Search code examples
syntaxpaginationlucene.net

lucene.net paging using query?


I'm using lucene.net to produce an index and search it. I'm actually using the API indirectly through the Examine project on codeplex. I currently have everything working and the paging logic in place, however the current logic pages the results after the search has been completed. I don't like this because it means the search will possibly return thousands of records and only then does my code take the 10-20 records it needs and discards the rest which is a major waste of resources. Even if each SearchResult item is just a tiny 3KB the amount of memory to execute these searches will grow with time and become a huge memory hog. My shared host is only guaranteeing 1GB of dedicated memory so this is a big concern for my website.

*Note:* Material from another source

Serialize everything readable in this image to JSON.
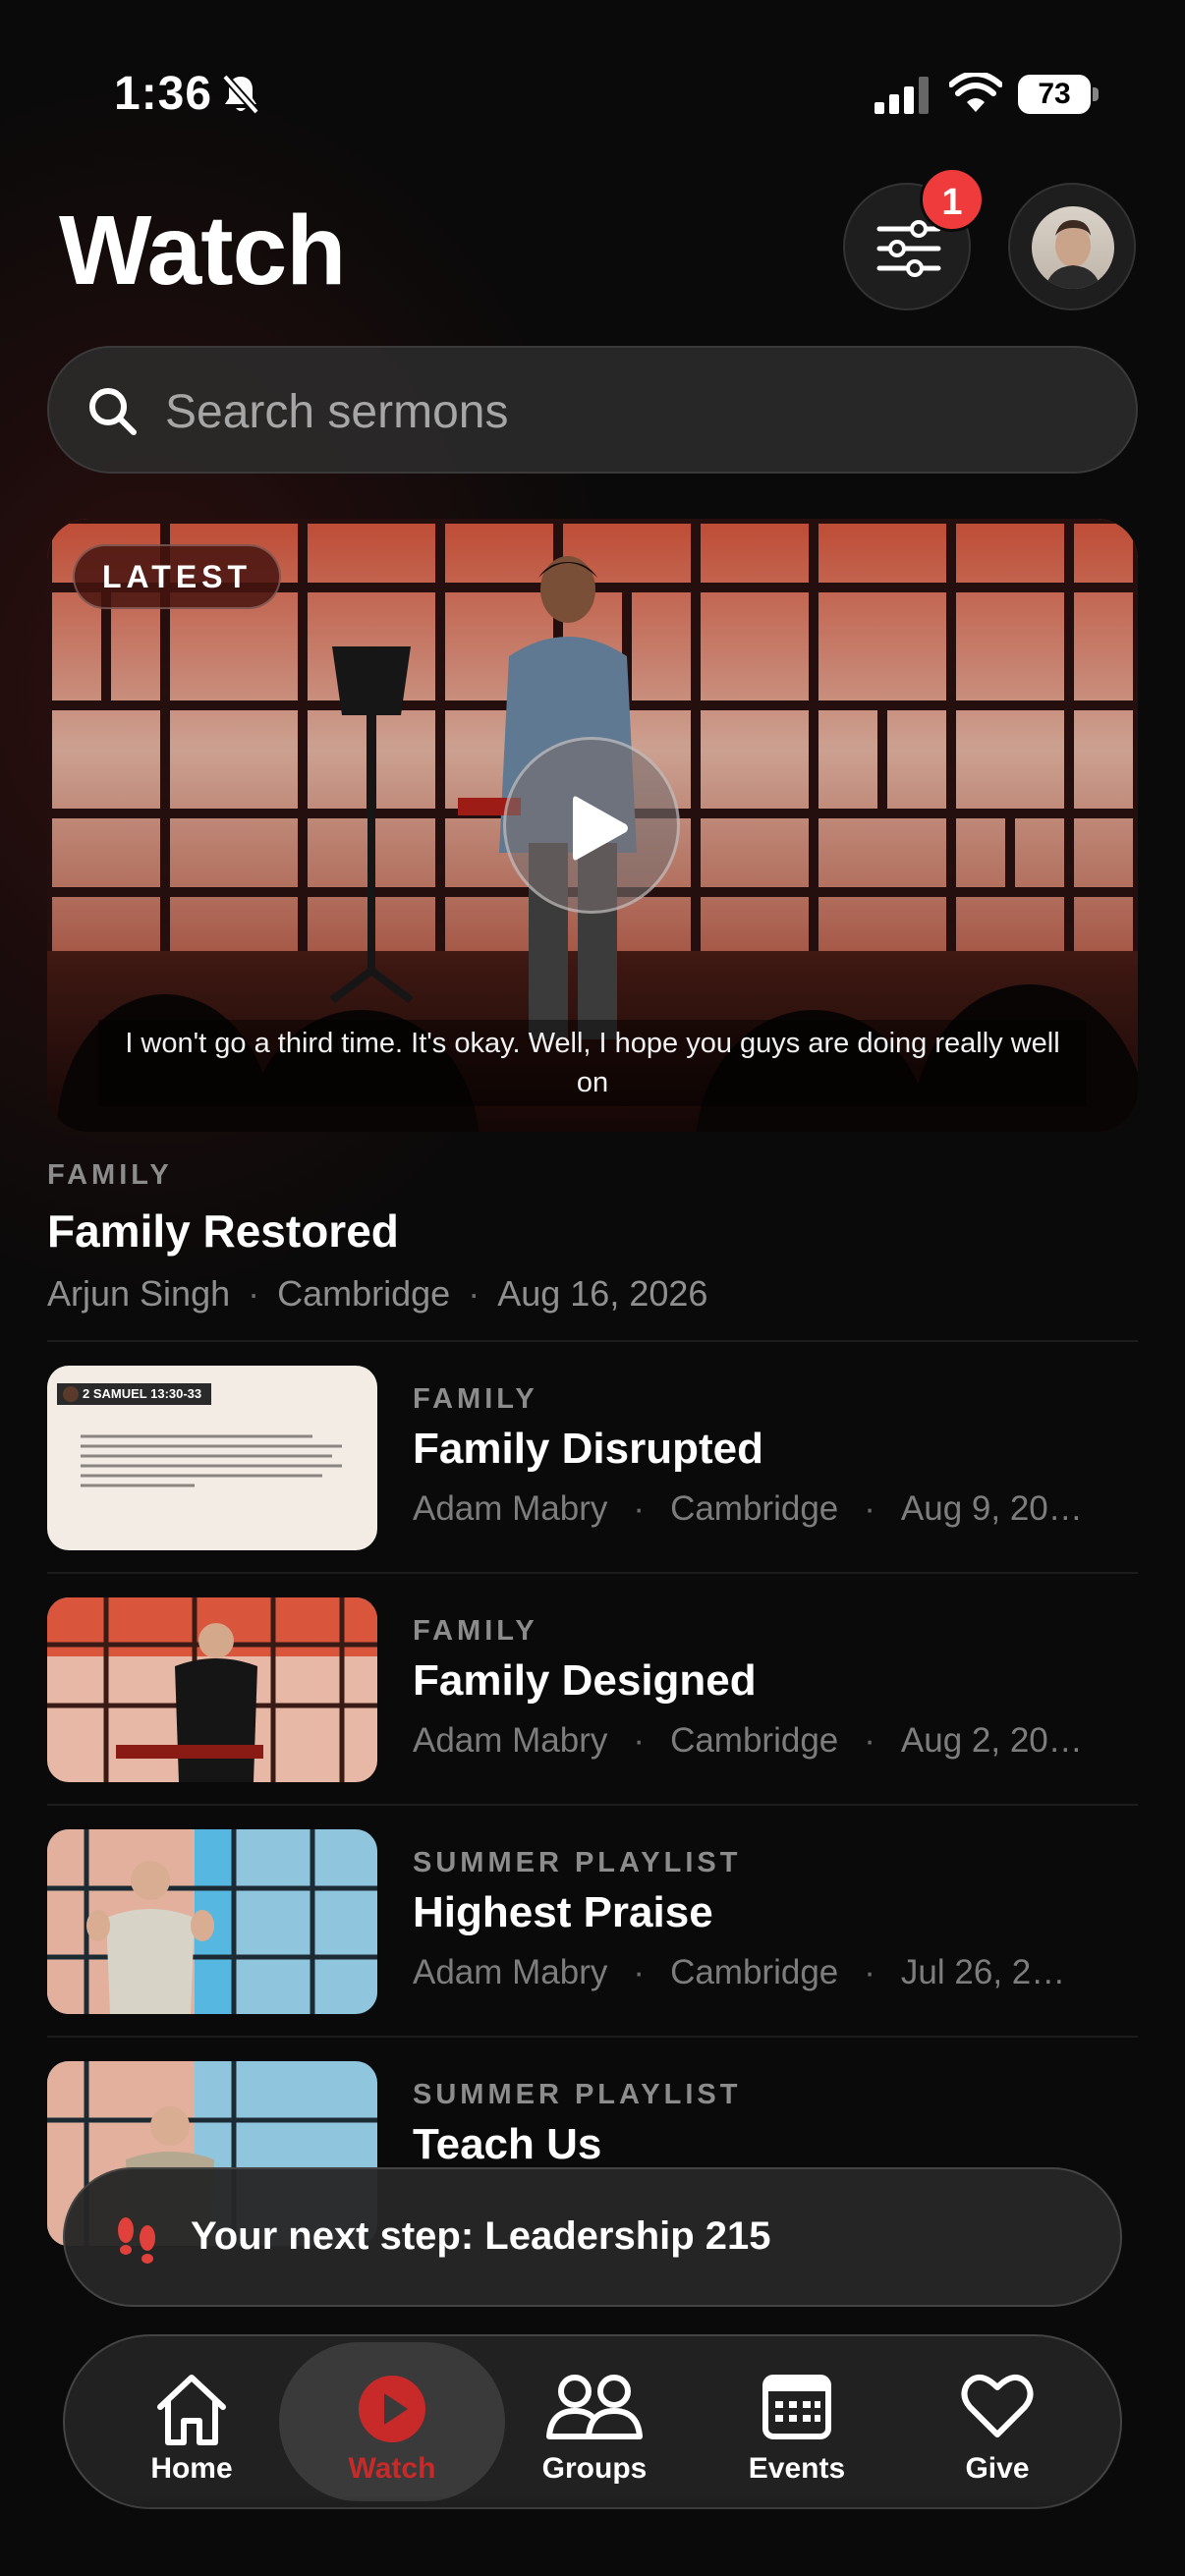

So the question is: How do i limit the results of the results in a paged manner using lucene query language alone? I looked at the apache lucene project, which lucene.net is ported from, and I don't see any syntax that lets me do what I'm looking for. Basically I want the equivalent of what sql server has to limit the rows at the query language level.

E.g. (this is how we would do paging in sql and it only returns 20 records not every record that matches the where clause)

Select * from (select Row_Number() OVER (ORDER BY OrderDate) as RoNum, OrderID, OrderDate FROM SalesOrders WHERE OrderCustomerName like 'Davis%') O WHERE RowNum BETWEEN 1 and 20


Solution

  • I don't think that there is a major waste of resources, since search is (making it simple) nothing more than calculating the Bitvector & scores. What is costly is the reading of docs from the index. (Except the deprecated Hits class) search results don't read the docs, instead just return the docid's, so there isn't much overhead in skipping the first N result.

    The exception for this is when you want to sort the result according to some field. Then all docs in the search result list must be read from the index, to be able to return them in correct order.